Osa Odighizuwa, UCLA, DT
There isn’t a lot of talk about this defensive tackle class, other than to generally talk it down given the perceived lack of top level quality beyond Christian Barmore.
However, one player who seems to be going unnoticed by many places is UCLA defensive tackle Osa Odighizuwa.
He’s actually a very similar size and stature to the guy we’ve just been talking about – Carlos Basham – standing at 6’2 and around 280lbs, and for someone who has spent much of his time on the interior of the defensive line is therefore generally perceived to be undersized.
That may well be true – he’s not going to be a three down starter at defensive tackle at 280lbs.

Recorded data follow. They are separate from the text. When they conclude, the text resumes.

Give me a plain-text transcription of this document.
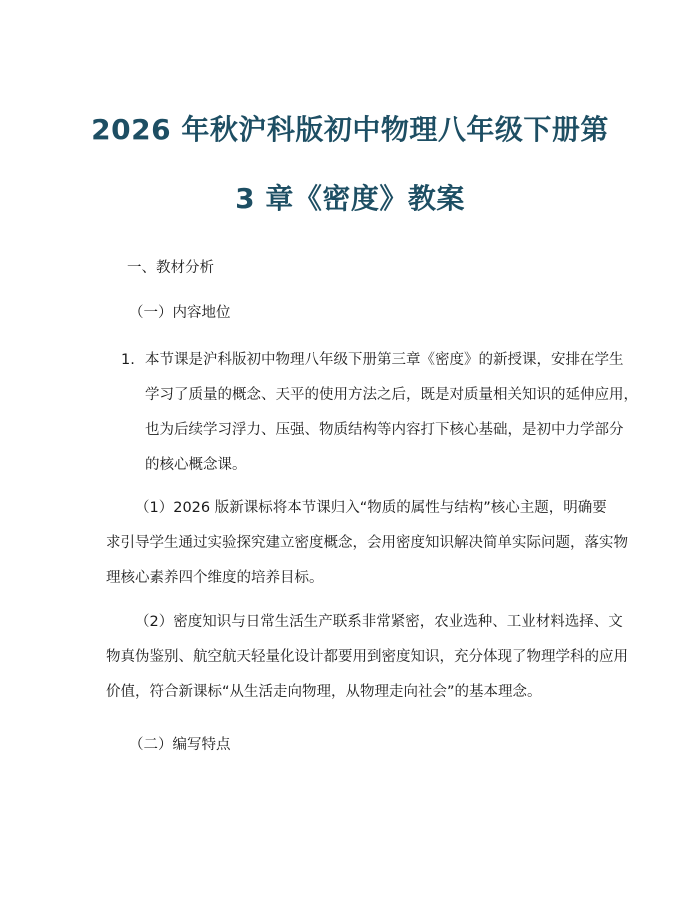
2026 年秋沪科版初中物理八年级下册第
3 章《密度》教案
一、教材分析
（一）内容地位
1. 本节课是沪科版初中物理八年级下册第三章《密度》的新授课，安排在学生
学习了质量的概念、天平的使用方法之后，既是对质量相关知识的延伸应用，
也为后续学习浮力、压强、物质结构等内容打下核心基础，是初中力学部分
的核心概念课。
（1）2026 版新课标将本节课归入“物质的属性与结构”核心主题，明确要
求引导学生通过实验探究建立密度概念，会用密度知识解决简单实际问题，落实物
理核心素养四个维度的培养目标。
（2）密度知识与日常生活生产联系非常紧密，农业选种、工业材料选择、文
物真伪鉴别、航空航天轻量化设计都要用到密度知识，充分体现了物理学科的应用
价值，符合新课标“从生活走向物理，从物理走向社会”的基本理念。
（二）编写特点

But if I’m looking for someone to come in and play inside on sub-packages as a rookie as well as being a player I could look to develop into a guy who can play on the end of the line on early downs – think Justin Tuck – then Osa would be the one I’m targeting from round three onwards.
Keith Taylor, Washington, CB
Given the depth in this cornerback class it can hardly be a surprise that there simply isn’t enough airtime to go round for everyone at the position to get the coverage they perhaps deserve.
And then when your college teammate is garnering a lot of buzz, as Elijah Molden is doing, it is even more difficult for someone like Keith Taylor to get himself noticed.
Taylor is a long, tall corner, standing at a little over 6’2 and he’s well versed in using the full extent of his frame to his advantage when it comes to playing coverage.
He’s also a very sure tackler when he needs to get involved in the run game and isn’t afraid to be physical at the line of scrimmage either.
Taylor strikes me as someone who could be a very solid player in a defense that plays a lot of cover-2 or cover-3 and if I’m running that sort of a scheme, Taylor would be someone I’d be thinking about late on day two, and certainly early on day three, of draft weekend.